I personally have found the appropriate allocation of TTT are the areas where the greatest amount of discipline is needed but the least amount occurs. Most people don’t do the tracking, get off course and wind up spending too much time on items of lower importance and lower return.

The Timing of Investments

Knowing the stage of the economic cycle and your own business life cycle can help you determine when it’s OK to invest.

Economic cycle. Business cycles typically run in seven to 10-year durations. Where you are in the overall business cycle will dictate when you pull back and when you push ahead. If you have a strong balance sheet and stomach, it’s best to invest about six months ahead of an upturn in the cycle. It’s much easier to find talent and expand when everyone else is laying people off. Staffing Industry Analysts’ annual industry forecast as well as the GPalmer Forecast are useful resources.

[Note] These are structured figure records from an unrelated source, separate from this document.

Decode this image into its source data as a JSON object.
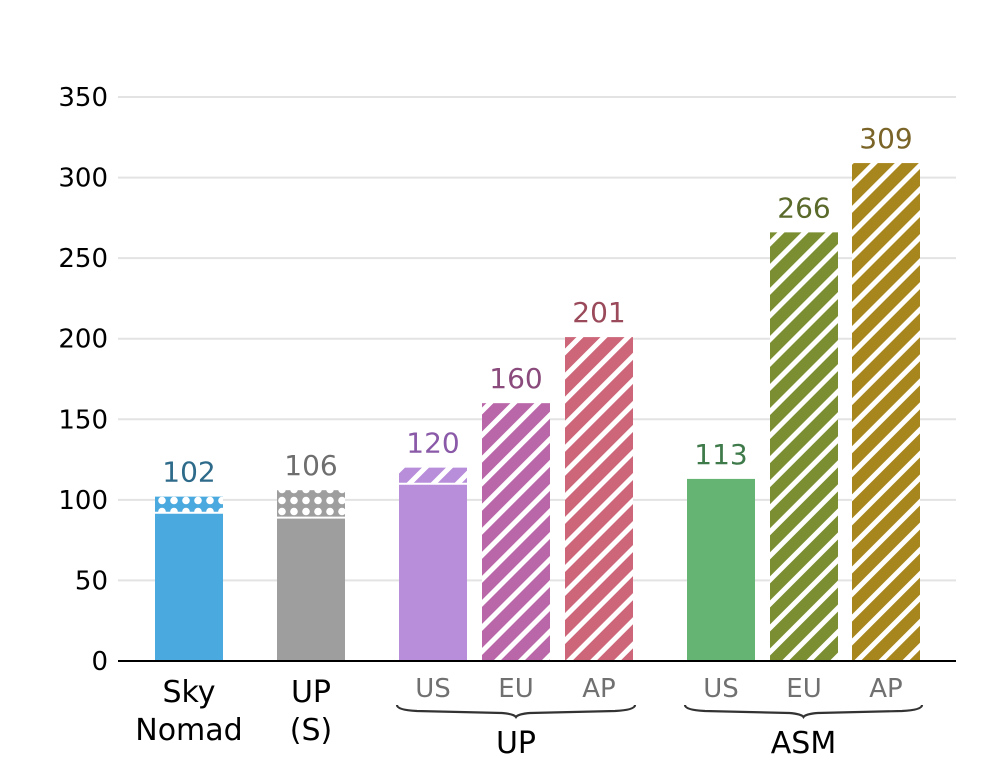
{
  "chart_data": {
    "type": "bar",
    "ylim": [
      0,
      350
    ],
    "yticks": [
      0,
      50,
      100,
      150,
      200,
      250,
      300,
      350
    ],
    "grid": true,
    "bars": [
      {
        "key": "sky-nomad",
        "category": "Sky\nNomad",
        "sublabel": "",
        "group": "",
        "value": 102,
        "base_value": 92,
        "color": "#4aa9de",
        "label_color": "#2e6b8a",
        "pattern": "dots"
      },
      {
        "key": "up-s",
        "category": "UP\n(S)",
        "sublabel": "",
        "group": "",
        "value": 106,
        "base_value": 89,
        "color": "#9e9e9e",
        "label_color": "#6e6e6e",
        "pattern": "dots"
      },
      {
        "key": "up-us",
        "category": "",
        "sublabel": "US",
        "group": "UP",
        "value": 120,
        "base_value": 110,
        "color": "#b88edb",
        "label_color": "#8a5aa8",
        "pattern": "hatch"
      },
      {
        "key": "up-eu",
        "category": "",
        "sublabel": "EU",
        "group": "UP",
        "value": 160,
        "base_value": 0,
        "color": "#b967a8",
        "label_color": "#8a4a7c",
        "pattern": "hatch"
      },
      {
        "key": "up-ap",
        "category": "",
        "sublabel": "AP",
        "group": "UP",
        "value": 201,
        "base_value": 0,
        "color": "#cc6678",
        "label_color": "#9a4a5a",
        "pattern": "hatch"
      },
      {
        "key": "asm-us",
        "category": "",
        "sublabel": "US",
        "group": "ASM",
        "value": 113,
        "base_value": 113,
        "color": "#66b474",
        "label_color": "#3e7a4a",
        "pattern": "solid"
      },
      {
        "key": "asm-eu",
        "category": "",
        "sublabel": "EU",
        "group": "ASM",
        "value": 266,
        "base_value": 0,
        "color": "#7b8f32",
        "label_color": "#5a6a2a",
        "pattern": "hatch"
      },
      {
        "key": "asm-ap",
        "category": "",
        "sublabel": "AP",
        "group": "ASM",
        "value": 309,
        "base_value": 0,
        "color": "#a8861e",
        "label_color": "#7a6428",
        "pattern": "hatch"
      }
    ],
    "groups": [
      {
        "name": "UP",
        "members": [
          "up-us",
          "up-eu",
          "up-ap"
        ]
      },
      {
        "name": "ASM",
        "members": [
          "asm-us",
          "asm-eu",
          "asm-ap"
        ]
      }
    ]
  }
}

Business life cycle. The business life cycle is typically the cycle that a business goes through from inception to sale, decline or bankruptcy, regardless of the economic cycle. In order to scale successfully, the team, systems and processes you begin with may not be what you have after the business begins to rapidly grow and mature. The business will mature, change and progress accordingly.

Getting Started

Begin with an unvarnished diagnostic of your business and measure yourself in the areas discussed in this article. The idea is to create a scorecard and grade yourself on a A-D basis. Then, appoint champions to lead the improvement effort and establish deadlines for the improvements.

By taking the time and effort to understand where you are, you can begin to plan where you need to go. The key thoughts are to be very candid and decide specifically who will lead the change effort and when the journey will begin. Most firms use an outside resource to facilitate this discussion.

The Deadly Sins

It’s a common saying: “it’s all about the people.” In the staffing business, it is absolutely the most important aspect of growth and the first deadly sin.

The firms that don’t maximize their potential and never fully scale are those firms that have difficulty in recruiting and retaining top talent. Likewise, they become guilty of holding onto people who aren’t the right fit for the respective position. This almost always creates a host of issues for the organization and the employee.

The second sin is having a high degree of client concentration or having too large a percentage of business spread over too few clients. This is a big risk typically found in staffing firms with less than $100 million in revenue. It’s always great to land the whale accounts, but if that whale swims away, there goes the scale. Ideally you will want your top 10 accounts not to be more than 20 percent of your revenue.

The fact is that scaling is difficult. It takes financial resources, talent, a plan and unwavering disciple. Firms that succeed are the ones that begin with the end in mind and accept the fact that people with deep commitment, flexibility and perseverance are necessary to scale.